Thursday 16 April 2009

Electric car proposals unveiled

The UK government has published its strategy for promoting 'ultra-low carbon vehicles' - meaning all-electrics and hybrids, though obviously their 'low-carbon' nature depends on the source of their electricity - as part of its low carbon industrial strategy. It's being promoted as a £250m, five-year strategy, adding (limited) detail to the previously announced plan.

The headline initiative, which will account for most of the £250m figure, is subsidies of £2,000-5,000 for buyers of electric or plug-in hybrid vehicles. The subsidies will be made available as eligible cars hit the showrooms around 2011. The early state of the technology and lack of manufacturing scale means that first models likely to be around double the price of a petrol or diesel equivalent, so the announced subsidy is unlikely to make up the whole difference.

The plan also offers £20m to help set up networks of charging points and other infrastructure. That's not a huge amount given that, for example, Better Place Denmark in investing Euro103m in the initial deployment of their charging network in a country with a tenth of the population. The UK plans are just aimed at a handful or urban demonstration projects, giving around 200 motorists 'the opportunity to drive a cutting-edge car and feedback the information needed to make greener motoring an everyday reality'.

The Guardian has a handy illustrated guide to the current generation of electric vehicles (I'm still waiting for my Tesla test drive). Most only really make sense in an urban environment, where the vast bulk journeys will comfortably fit within a battery charge. And generation considerations aside, cities can also get big health advantages by cutting exhaust pollution.

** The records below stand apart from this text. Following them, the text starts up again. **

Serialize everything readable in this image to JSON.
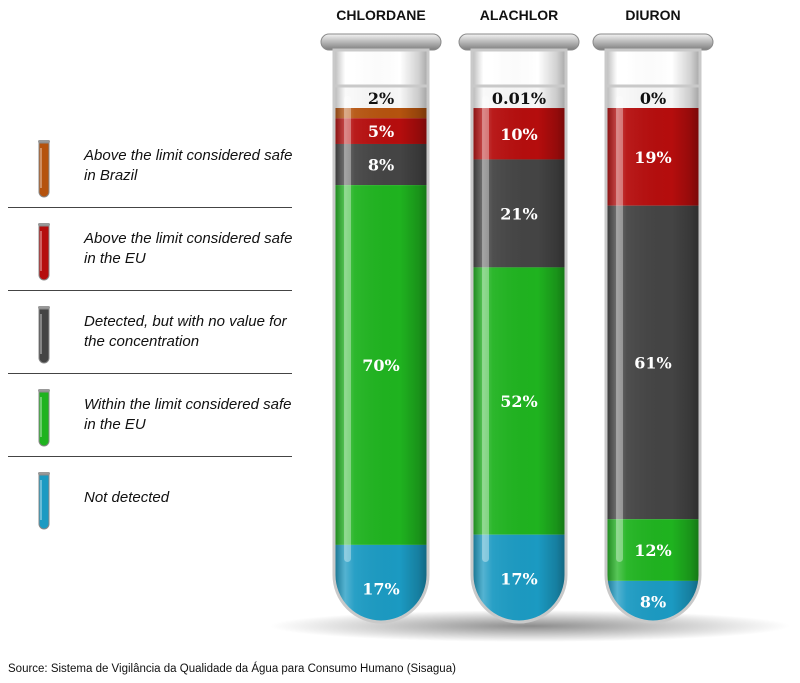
{
  "legend": [
    {
      "key": "brazil",
      "label": "Above the limit considered safe in Brazil",
      "color": "#b5530e"
    },
    {
      "key": "eu_above",
      "label": "Above the limit considered safe in the EU",
      "color": "#b50d0d"
    },
    {
      "key": "no_value",
      "label": "Detected, but with no value for the concentration",
      "color": "#444444"
    },
    {
      "key": "eu_within",
      "label": "Within the limit considered safe in the EU",
      "color": "#1fb31f"
    },
    {
      "key": "not_detected",
      "label": "Not detected",
      "color": "#1b9ac2"
    }
  ],
  "chart_data": {
    "type": "bar",
    "stacked": true,
    "categories": [
      "CHLORDANE",
      "ALACHLOR",
      "DIURON"
    ],
    "series": [
      {
        "name": "Above the limit considered safe in Brazil",
        "values": [
          2,
          0.01,
          0
        ],
        "labels": [
          "2%",
          "0.01%",
          "0%"
        ],
        "color": "#b5530e"
      },
      {
        "name": "Above the limit considered safe in the EU",
        "values": [
          5,
          10,
          19
        ],
        "labels": [
          "5%",
          "10%",
          "19%"
        ],
        "color": "#b50d0d"
      },
      {
        "name": "Detected, but with no value for the concentration",
        "values": [
          8,
          21,
          61
        ],
        "labels": [
          "8%",
          "21%",
          "61%"
        ],
        "color": "#444444"
      },
      {
        "name": "Within the limit considered safe in the EU",
        "values": [
          70,
          52,
          12
        ],
        "labels": [
          "70%",
          "52%",
          "12%"
        ],
        "color": "#1fb31f"
      },
      {
        "name": "Not detected",
        "values": [
          17,
          17,
          8
        ],
        "labels": [
          "17%",
          "17%",
          "8%"
        ],
        "color": "#1b9ac2"
      }
    ]
  },
  "source": "Source: Sistema de Vigilância da Qualidade da Água para Consumo Humano (Sisagua)"
}
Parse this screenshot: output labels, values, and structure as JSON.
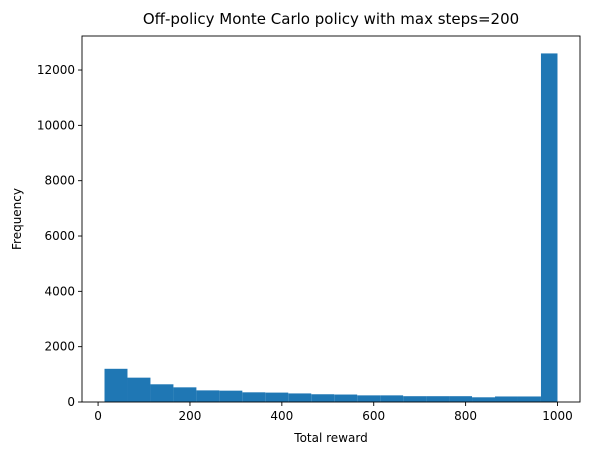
{
  "chart_data": {
    "type": "bar",
    "title": "Off-policy Monte Carlo policy with max steps=200",
    "xlabel": "Total reward",
    "ylabel": "Frequency",
    "xlim": [
      -35,
      1049
    ],
    "ylim": [
      0,
      13230
    ],
    "xticks": [
      0,
      200,
      400,
      600,
      800,
      1000
    ],
    "yticks": [
      0,
      2000,
      4000,
      6000,
      8000,
      10000,
      12000
    ],
    "bar_color": "#1f77b4",
    "bins": [
      {
        "x0": 14,
        "x1": 64,
        "value": 1200
      },
      {
        "x0": 64,
        "x1": 114,
        "value": 880
      },
      {
        "x0": 114,
        "x1": 164,
        "value": 640
      },
      {
        "x0": 164,
        "x1": 214,
        "value": 530
      },
      {
        "x0": 214,
        "x1": 264,
        "value": 420
      },
      {
        "x0": 264,
        "x1": 314,
        "value": 410
      },
      {
        "x0": 314,
        "x1": 364,
        "value": 350
      },
      {
        "x0": 364,
        "x1": 414,
        "value": 340
      },
      {
        "x0": 414,
        "x1": 464,
        "value": 310
      },
      {
        "x0": 464,
        "x1": 514,
        "value": 280
      },
      {
        "x0": 514,
        "x1": 564,
        "value": 270
      },
      {
        "x0": 564,
        "x1": 614,
        "value": 240
      },
      {
        "x0": 614,
        "x1": 664,
        "value": 240
      },
      {
        "x0": 664,
        "x1": 714,
        "value": 210
      },
      {
        "x0": 714,
        "x1": 764,
        "value": 210
      },
      {
        "x0": 764,
        "x1": 814,
        "value": 210
      },
      {
        "x0": 814,
        "x1": 864,
        "value": 170
      },
      {
        "x0": 864,
        "x1": 914,
        "value": 200
      },
      {
        "x0": 914,
        "x1": 964,
        "value": 200
      },
      {
        "x0": 964,
        "x1": 1000,
        "value": 12600
      }
    ]
  }
}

Last week, the London's mayor outlined plans to promote electric car use in the capital. Proposals include 25,000 charging points by 2015, at an estimated cost of £60m (mayor BoJo says his local government will contribute a third of this, with the rest from central government and the private sector).

Elsewhere, next week's budget is expected to announce a £2,000 subsidy for anyone trading in an old car for a new one. Admittedly that's more to do with helping ailing carmakers by stimulating demand for new cars, but it's profoundly detached from reality from an environmental viewpoint.

The government is targeting some £2.3bn support for the automotive industry during the current downturn. Much of this 'Auto Assistance Programme' is (at least nominally) intended to support green technology development.

For full details, see Ultra-Low Carbon Vehicles in the UK (pdf 1.8mb).